08/07/2016

Juiz manda despejar indígenas de fazenda onde ocorreu massacre – e exige que a Funai faça o serviço

Além de possíveis prisões contra lideranças, as famílias Guarani e Kaiowa sobreviventes do massacre de Caarapó agora enfrentam uma ordem de despejo contra o tekoha Kunumi Vera. O juiz Janio Roberto dos Santos, da 2ª Vara da Justiça Federal de Dourados, concedeu liminar de reintegração de posse em favor de Silvana Raquel Cerqueira Amado Buainain, proprietária da fazenda Yvu, incidente sobre a Terra Indígena Dourados-Amambaipeguá I, onde está localizado o tekoha.


No dia 14 de junho, Kunumi Vera – também conhecido como Toro Paso – foi alvo de um ataque brutal de fazendeiros e jagunços contra os indígenas. O jovem Kaiowa e agente de saúde Clodiodi de Souza, de 26 anos, foi assassinado. Ao menos outras dez pessoas foram feridas a tiros, das quais cinco foram hospitalizadas em estado grave – entre elas, uma criança de 12 anos. O irmão de Clodiodi, Jesus de Souza, permanece internado no Hospital Universitário.

Esta é a terceira reintegração de posse contra os Guarani e Kaiowa desde o início de julho. Na última quarta, 6, o tekoha Apyka’i foi despejado pela polícia. Na quinta, as famílais do tekoha Ita Poty, com medo da violência da polícia e dos fazendeiros, deixaram a área ocupada e tentam agora um acordo para que sejam reiniciados os trabalhos de demarcação da terra indígena. As duas reintegrações ocorreram em Dourados, e em ambos os casos, os barracos das famílias que estavam nos acampamentos foram destruídos por tratores, e os Guarani e Kaiowa foram parar na beira da estrada.


Missão

Conforme a decisão do juiz Janio, há duas possibilidades. A primeira é os indígenas saírem espontaneamente da área. A segunda, remontando a herança das remoções forçadas de indígenas realizadas pelo Serviço de Proteção aos Índios (SPI) – órgão indigenista oficial até os anos 60 -, é de que caberá à Fundação Nacional do Índio (Funai) "exercer a sua missão Institucional e legal e proceder ao deslocamento/remoção dos indígenas para área adequada", segundo o magistrado, cabendo ao órgão indigenista oficial "avaliar a necessidade de eventual apoio policial para bem cumprir o seu poder de império e fazer valer a sua missão". Como referência narrativa para atribuir a tarefa ao órgão indigenista, o juiz cita a Lei nº 5.371, de 5 de dezembro de 1967, que cria a Funai, e o texto de apresentação do órgão disponível na internet: "sua missão institucional é proteger e promover os direitos dos povos indígenas no Brasil".

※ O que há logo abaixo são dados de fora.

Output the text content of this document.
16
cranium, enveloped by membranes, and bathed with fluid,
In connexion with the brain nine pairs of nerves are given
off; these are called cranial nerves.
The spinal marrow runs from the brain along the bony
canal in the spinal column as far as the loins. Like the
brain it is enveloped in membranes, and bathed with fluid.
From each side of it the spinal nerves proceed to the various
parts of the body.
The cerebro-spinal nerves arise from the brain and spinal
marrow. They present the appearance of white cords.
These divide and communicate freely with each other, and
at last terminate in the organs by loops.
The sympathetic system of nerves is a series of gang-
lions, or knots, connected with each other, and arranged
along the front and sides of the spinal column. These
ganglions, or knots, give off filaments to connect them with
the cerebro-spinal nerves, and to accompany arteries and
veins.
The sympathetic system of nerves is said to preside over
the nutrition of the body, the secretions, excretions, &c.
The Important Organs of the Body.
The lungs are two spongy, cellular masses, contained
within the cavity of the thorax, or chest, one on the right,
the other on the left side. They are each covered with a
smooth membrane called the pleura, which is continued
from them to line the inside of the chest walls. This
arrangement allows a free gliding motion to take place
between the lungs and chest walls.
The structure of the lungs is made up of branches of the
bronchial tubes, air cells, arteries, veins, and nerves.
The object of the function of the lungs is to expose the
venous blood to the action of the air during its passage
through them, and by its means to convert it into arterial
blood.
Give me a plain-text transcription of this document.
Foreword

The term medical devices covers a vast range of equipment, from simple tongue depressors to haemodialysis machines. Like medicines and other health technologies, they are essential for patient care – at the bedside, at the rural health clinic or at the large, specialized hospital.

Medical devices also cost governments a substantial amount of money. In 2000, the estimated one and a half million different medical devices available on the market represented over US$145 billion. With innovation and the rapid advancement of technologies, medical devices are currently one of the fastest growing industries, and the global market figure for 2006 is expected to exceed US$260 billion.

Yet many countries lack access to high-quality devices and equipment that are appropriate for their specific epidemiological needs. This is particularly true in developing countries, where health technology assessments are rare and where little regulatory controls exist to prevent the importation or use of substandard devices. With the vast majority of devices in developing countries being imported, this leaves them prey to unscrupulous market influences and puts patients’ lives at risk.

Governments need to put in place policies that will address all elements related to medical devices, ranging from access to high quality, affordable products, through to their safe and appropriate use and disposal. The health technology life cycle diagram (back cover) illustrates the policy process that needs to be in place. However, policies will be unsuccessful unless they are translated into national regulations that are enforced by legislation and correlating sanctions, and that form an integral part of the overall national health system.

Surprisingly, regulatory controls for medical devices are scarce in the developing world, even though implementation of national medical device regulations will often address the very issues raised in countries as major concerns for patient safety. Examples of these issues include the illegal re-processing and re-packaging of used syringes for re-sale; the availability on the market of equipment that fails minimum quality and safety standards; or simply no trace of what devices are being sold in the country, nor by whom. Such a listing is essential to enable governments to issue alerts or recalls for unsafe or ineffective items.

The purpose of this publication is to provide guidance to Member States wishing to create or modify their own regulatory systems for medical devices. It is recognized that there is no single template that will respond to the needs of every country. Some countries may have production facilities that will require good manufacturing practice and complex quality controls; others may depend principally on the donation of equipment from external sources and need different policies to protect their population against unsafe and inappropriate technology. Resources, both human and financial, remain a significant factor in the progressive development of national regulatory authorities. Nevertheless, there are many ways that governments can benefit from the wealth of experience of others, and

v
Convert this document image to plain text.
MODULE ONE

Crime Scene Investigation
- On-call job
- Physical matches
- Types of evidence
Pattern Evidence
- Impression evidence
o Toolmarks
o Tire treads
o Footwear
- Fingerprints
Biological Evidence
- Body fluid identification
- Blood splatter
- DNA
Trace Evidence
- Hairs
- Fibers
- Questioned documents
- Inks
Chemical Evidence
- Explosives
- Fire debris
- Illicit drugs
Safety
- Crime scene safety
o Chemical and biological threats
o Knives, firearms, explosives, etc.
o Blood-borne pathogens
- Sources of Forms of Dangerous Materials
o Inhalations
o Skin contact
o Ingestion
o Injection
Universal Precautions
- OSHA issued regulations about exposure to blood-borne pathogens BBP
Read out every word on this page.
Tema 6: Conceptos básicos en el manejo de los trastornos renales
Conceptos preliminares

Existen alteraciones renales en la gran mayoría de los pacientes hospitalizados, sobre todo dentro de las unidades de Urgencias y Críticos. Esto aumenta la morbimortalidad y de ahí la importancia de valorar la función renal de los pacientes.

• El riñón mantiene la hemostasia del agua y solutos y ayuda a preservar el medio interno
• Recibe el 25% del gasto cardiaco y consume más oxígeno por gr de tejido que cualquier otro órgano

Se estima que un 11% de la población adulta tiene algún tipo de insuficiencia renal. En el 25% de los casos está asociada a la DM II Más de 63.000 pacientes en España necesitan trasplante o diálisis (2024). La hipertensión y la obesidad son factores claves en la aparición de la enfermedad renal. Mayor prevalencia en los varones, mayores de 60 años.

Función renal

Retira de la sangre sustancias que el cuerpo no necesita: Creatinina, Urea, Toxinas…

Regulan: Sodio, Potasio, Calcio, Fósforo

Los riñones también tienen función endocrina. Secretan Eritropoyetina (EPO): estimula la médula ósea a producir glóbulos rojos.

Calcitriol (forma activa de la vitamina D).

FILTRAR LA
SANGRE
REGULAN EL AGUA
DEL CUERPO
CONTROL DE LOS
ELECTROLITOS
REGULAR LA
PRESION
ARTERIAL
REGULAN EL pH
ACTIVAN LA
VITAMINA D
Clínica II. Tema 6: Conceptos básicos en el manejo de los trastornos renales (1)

Caso em até vinte dias não sejam cumpridas as ordens do juiz, a Funai pagará multa diária de 50 mil reais; seu presidente, mais mil reais por dia; e o coordenador regional do órgão em Dourados, mais 500 reais para cada dia em que o despejo não for realizado.

"NÃO JUSTIFICA"

Para o juiz, trata-se de não imaginar que "o patrimônio do particular socorra uma questão indígena de 500 anos de Brasil", argumenta, "mesmo que por força de uma interpretação vesga e caolha da Constituição Federal". Afirma que não é possível "permitir que os indígenas tomem as terras à força, da mão de legítimos possuidores", devendo os indígenas aguardar os processos demarcatórios – ainda que essa espera possa levar, até quatro décadas, como é o caso da Terra Indígena Ñanderu Marangatu, reivindicada desde os anos 70.

Diz, ainda, que "se há demora nesse processo é por omissão do Poder Público Federal (…)", e que "essa demora não pode ser imputada a legítimos possuidores (…), O QUE NÃO JUSTIFICA AS NOTÍCIAS DE EXCESSOS PRATICADOS PELOS PROPRIETÁRIOS CONTRA OS INDÍGENAS, COM USO DE ARMA DE FOGO, TENDO COMO RESULTADO DE FERIDOS E MORTE, O QUE DEVE SER APURADO EM INVESTIGAÇÃO CRIMINAL". O trecho em caixa alta foi repetido quatro vezes ao longo da decisão judicial.